Due to its poor data security, which led to the theft of the personal data of over 150,000 customers last year, TalkTalk has been fined £400,000 by the Information Commissioner's Office (ICO).
An investigation by the ICO found that the attack could have been prevented. Elizabeth Denham, Information Commissioner stated, “TalkTalk's failure to implement the most basic cyber-security measures allowed hackers to penetrate systems with ease. Yes hacking is wrong, but that is not an excuse for companies to abdicate their security obligations. TalkTalk should and could have done more to safeguard its customer information. It did not and we have taken action.”
The fine is the largest given by the ICO, which under its powers could have distributed a maximum fine of £500,000, according to the BBC. Jes Breslaw, EMEA director of strategy at Delphix argues, "Had the EU's GDPR been in operation, that fine could have been in the region of £70 million, based on four percent of annual worldwide turnover for the year in question."
The data was taken from an underlying customer database that was part of TalkTalk's acquisition of Tiscali's UK operations in 2009. The data was accessed through an attack on three vulnerable webpages within the inherited infrastructure, which TalkTalk failed to properly scan for possible threats.
Commenting on the fine, Nigel Hawthorn, chief European spokesperson at Skyhigh Networks said, “The lesson to other organisations is crystal clear – data is the crown jewels of your business; treat it with the utmost respect, secure it in every way possible both from malicious actors and inadvertent loss or misuse by employees and subcontractors. You are responsible to your employees, customers and suppliers to keep their data safe from the second it is collected.”

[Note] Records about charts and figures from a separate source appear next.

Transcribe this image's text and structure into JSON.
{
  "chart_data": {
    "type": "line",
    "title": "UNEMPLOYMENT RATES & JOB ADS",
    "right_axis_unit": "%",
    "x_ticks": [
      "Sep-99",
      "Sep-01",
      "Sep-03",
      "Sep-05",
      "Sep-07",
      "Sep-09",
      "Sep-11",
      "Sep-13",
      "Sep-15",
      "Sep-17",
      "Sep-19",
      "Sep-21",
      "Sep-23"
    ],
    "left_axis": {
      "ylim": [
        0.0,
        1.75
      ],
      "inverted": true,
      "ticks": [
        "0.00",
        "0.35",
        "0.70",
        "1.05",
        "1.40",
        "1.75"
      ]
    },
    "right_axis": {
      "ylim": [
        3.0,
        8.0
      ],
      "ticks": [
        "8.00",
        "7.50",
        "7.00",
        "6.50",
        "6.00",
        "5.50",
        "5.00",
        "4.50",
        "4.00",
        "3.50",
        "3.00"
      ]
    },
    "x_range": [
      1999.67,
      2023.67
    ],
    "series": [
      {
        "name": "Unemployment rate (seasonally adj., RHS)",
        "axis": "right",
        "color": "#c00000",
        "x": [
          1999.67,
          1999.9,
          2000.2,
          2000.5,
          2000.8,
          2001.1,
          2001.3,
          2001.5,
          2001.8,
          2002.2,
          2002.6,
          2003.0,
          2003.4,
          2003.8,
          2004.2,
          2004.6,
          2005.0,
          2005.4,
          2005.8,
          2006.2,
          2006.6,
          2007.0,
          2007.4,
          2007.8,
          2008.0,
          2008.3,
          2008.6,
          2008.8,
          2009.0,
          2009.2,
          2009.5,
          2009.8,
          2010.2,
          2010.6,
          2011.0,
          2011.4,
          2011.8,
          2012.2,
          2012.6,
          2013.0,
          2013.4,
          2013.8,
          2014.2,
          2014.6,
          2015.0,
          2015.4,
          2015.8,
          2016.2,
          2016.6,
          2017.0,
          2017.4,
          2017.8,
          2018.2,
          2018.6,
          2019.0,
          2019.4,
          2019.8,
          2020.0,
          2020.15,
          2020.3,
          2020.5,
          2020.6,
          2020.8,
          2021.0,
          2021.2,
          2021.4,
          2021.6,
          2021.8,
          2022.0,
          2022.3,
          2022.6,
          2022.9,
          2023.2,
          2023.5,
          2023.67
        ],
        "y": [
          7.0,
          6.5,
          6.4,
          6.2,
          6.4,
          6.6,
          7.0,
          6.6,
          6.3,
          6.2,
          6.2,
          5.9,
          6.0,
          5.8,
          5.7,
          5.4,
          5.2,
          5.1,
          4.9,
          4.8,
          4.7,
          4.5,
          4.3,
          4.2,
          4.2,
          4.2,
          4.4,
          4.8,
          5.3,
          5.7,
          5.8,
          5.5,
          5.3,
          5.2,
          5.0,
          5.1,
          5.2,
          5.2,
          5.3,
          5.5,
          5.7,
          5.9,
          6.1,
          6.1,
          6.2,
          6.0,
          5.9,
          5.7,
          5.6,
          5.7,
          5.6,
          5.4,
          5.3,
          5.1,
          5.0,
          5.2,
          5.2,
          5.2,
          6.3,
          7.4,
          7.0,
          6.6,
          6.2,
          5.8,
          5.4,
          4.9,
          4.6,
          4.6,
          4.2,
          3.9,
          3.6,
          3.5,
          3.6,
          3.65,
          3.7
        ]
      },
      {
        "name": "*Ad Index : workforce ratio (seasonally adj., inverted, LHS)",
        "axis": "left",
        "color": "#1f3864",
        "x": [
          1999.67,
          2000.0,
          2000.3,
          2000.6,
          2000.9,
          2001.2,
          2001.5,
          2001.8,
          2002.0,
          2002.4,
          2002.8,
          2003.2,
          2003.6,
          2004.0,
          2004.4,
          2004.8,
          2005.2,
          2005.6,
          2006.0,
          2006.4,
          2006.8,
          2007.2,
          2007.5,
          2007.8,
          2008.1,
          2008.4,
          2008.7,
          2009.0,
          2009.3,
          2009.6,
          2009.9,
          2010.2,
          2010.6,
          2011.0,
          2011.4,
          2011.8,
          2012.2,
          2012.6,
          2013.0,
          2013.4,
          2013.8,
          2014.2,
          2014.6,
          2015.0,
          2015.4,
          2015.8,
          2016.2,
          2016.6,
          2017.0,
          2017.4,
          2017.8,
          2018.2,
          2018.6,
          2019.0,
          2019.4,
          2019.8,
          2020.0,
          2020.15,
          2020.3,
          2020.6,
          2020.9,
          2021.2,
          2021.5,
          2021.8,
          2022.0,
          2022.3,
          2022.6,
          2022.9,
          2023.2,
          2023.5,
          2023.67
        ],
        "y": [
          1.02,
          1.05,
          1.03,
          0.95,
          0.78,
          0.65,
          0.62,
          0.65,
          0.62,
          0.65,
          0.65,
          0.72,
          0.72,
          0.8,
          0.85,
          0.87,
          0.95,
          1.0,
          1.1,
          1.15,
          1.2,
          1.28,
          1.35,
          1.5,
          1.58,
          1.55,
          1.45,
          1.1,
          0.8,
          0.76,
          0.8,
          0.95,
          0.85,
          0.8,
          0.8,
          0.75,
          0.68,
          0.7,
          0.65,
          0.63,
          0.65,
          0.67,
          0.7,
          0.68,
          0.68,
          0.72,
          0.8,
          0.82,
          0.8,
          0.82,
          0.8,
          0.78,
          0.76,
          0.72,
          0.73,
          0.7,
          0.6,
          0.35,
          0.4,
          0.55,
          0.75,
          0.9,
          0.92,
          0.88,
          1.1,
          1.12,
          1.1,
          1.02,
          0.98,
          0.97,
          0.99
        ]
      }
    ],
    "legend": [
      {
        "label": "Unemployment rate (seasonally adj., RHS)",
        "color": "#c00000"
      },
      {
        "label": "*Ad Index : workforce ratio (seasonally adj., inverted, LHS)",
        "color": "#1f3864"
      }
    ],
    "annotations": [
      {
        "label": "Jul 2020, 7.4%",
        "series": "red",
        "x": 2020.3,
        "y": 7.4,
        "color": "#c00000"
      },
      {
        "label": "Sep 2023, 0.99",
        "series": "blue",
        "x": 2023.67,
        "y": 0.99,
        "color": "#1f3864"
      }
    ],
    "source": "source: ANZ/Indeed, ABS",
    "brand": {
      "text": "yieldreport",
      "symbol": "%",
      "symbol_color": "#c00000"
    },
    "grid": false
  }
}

In emailed commentary to SCMagazineUK.com, Robert Ganpatsingh, partner at DMH Stallad and cyber-crime specialist said, “The data breach had a huge impact on TalkTalk customers: over 150,000 customers' details were accessed by hackers. Details accessed included names, addresses, dates of birth, email addresses and phone numbers. Even more seriously, over 15,000 customers had their bank account details accessed. With the overwhelming likelihood that the data taken was passed on to other parties for fraudulent activity, the fallout from this single data breach may be massive.”
“Today's record fine acts as a warning to others that cyber-security is not an IT issue, it is a boardroom issue. Companies must be diligent and vigilant,” Denham concluded.
A police investigation, run by the Metropolitan Police and separately from the ICO's investigation, of the data theft is still going on.